I had packed in such a rush that I forgot most things, including ALL my food (left on the kitchen table). Things were not starting well…
However, Saturday was one of those pristine winter’s days that only the Cape can conjure up – diamond light under azure sky. The route was long and strenuous, but the places were remote and beautiful, and water was coursing down every stream and seeping out of every rock. Often we surprised small families of klipspringers, getting to within tens of paces of them before they bounded up the rocky slopes in panic. We passed through groves of threatened Clanwilliam Cedar, remnants of once great forests – a sad commentary on the mindlessness of humankind.
Crystal Pools is a suspended amphitheatre through which a stream runs, but it wasn’t warm enough for a dip.
A much-quoted guide book informed us that the old forester/ranger hut no longer existed, but we found it on the ridge north of the amphitheatre about an hour before sundown. It’s not much more than a “stable” with grass on the floor, but it sheltered us from the rising wind.

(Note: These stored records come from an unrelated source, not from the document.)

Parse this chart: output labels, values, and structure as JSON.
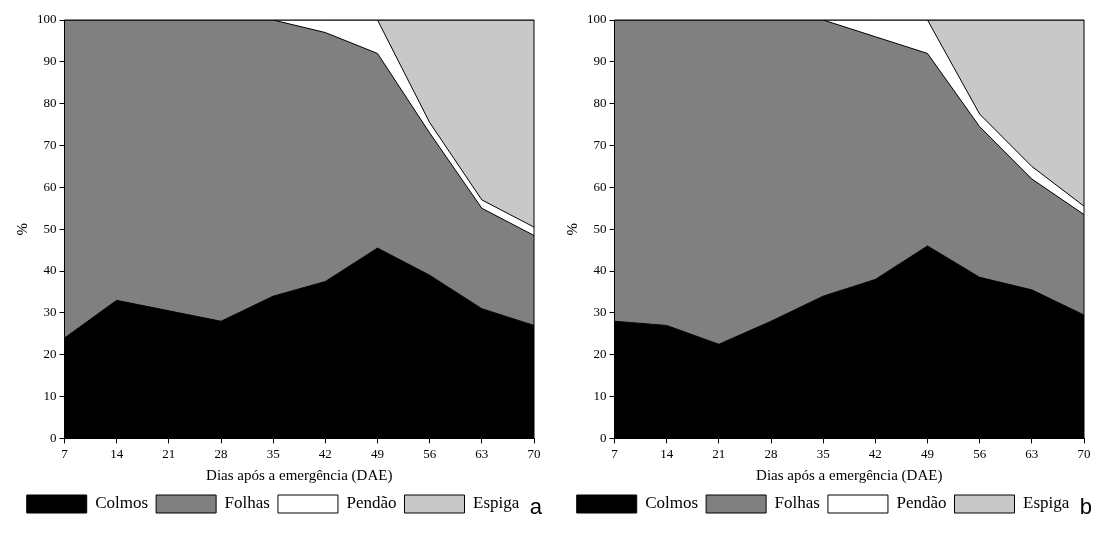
{
  "chart_data": [
    {
      "type": "area",
      "stacked": true,
      "x": [
        7,
        14,
        21,
        28,
        35,
        42,
        49,
        56,
        63,
        70
      ],
      "xlabel": "Dias após a emergência (DAE)",
      "ylabel": "%",
      "xlim": [
        7,
        70
      ],
      "xticks": [
        7,
        14,
        21,
        28,
        35,
        42,
        49,
        56,
        63,
        70
      ],
      "ylim": [
        0,
        100
      ],
      "yticks": [
        0,
        10,
        20,
        30,
        40,
        50,
        60,
        70,
        80,
        90,
        100
      ],
      "grid": false,
      "legend": "bottom",
      "annotations": [
        "a"
      ],
      "series": [
        {
          "name": "Colmos",
          "color": "#000000",
          "values": [
            24,
            33,
            30.5,
            28,
            34,
            37.5,
            45.5,
            39,
            31,
            27
          ]
        },
        {
          "name": "Folhas",
          "color": "#808080",
          "values": [
            76,
            67,
            69.5,
            72,
            66,
            59.5,
            46.5,
            34,
            24,
            21.5
          ]
        },
        {
          "name": "Pendão",
          "color": "#ffffff",
          "values": [
            0,
            0,
            0,
            0,
            0,
            3,
            8,
            2.5,
            2,
            2
          ]
        },
        {
          "name": "Espiga",
          "color": "#c8c8c8",
          "values": [
            0,
            0,
            0,
            0,
            0,
            0,
            0,
            24.5,
            43,
            49.5
          ]
        }
      ]
    },
    {
      "type": "area",
      "stacked": true,
      "x": [
        7,
        14,
        21,
        28,
        35,
        42,
        49,
        56,
        63,
        70
      ],
      "xlabel": "Dias após a emergência (DAE)",
      "ylabel": "%",
      "xlim": [
        7,
        70
      ],
      "xticks": [
        7,
        14,
        21,
        28,
        35,
        42,
        49,
        56,
        63,
        70
      ],
      "ylim": [
        0,
        100
      ],
      "yticks": [
        0,
        10,
        20,
        30,
        40,
        50,
        60,
        70,
        80,
        90,
        100
      ],
      "grid": false,
      "legend": "bottom",
      "annotations": [
        "b"
      ],
      "series": [
        {
          "name": "Colmos",
          "color": "#000000",
          "values": [
            28,
            27,
            22.5,
            28,
            34,
            38,
            46,
            38.5,
            35.5,
            29.5
          ]
        },
        {
          "name": "Folhas",
          "color": "#808080",
          "values": [
            72,
            73,
            77.5,
            72,
            66,
            58,
            46,
            36,
            26.5,
            24
          ]
        },
        {
          "name": "Pendão",
          "color": "#ffffff",
          "values": [
            0,
            0,
            0,
            0,
            0,
            4,
            8,
            3,
            3,
            2
          ]
        },
        {
          "name": "Espiga",
          "color": "#c8c8c8",
          "values": [
            0,
            0,
            0,
            0,
            0,
            0,
            0,
            22.5,
            35,
            44.5
          ]
        }
      ]
    }
  ]
}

On Sunday the north wind blew icily, but the sun was out, and we made it back to Algeria at 16h30. Except for a small party who arrived at the hut at sunset, we had not seen another soul.
My lack of rations had not been a problem: Big Ron, true to his philosophy of not going hungry on trail, had packed so much that we both lived off his rations for 2 days – and then he still carried plenty out!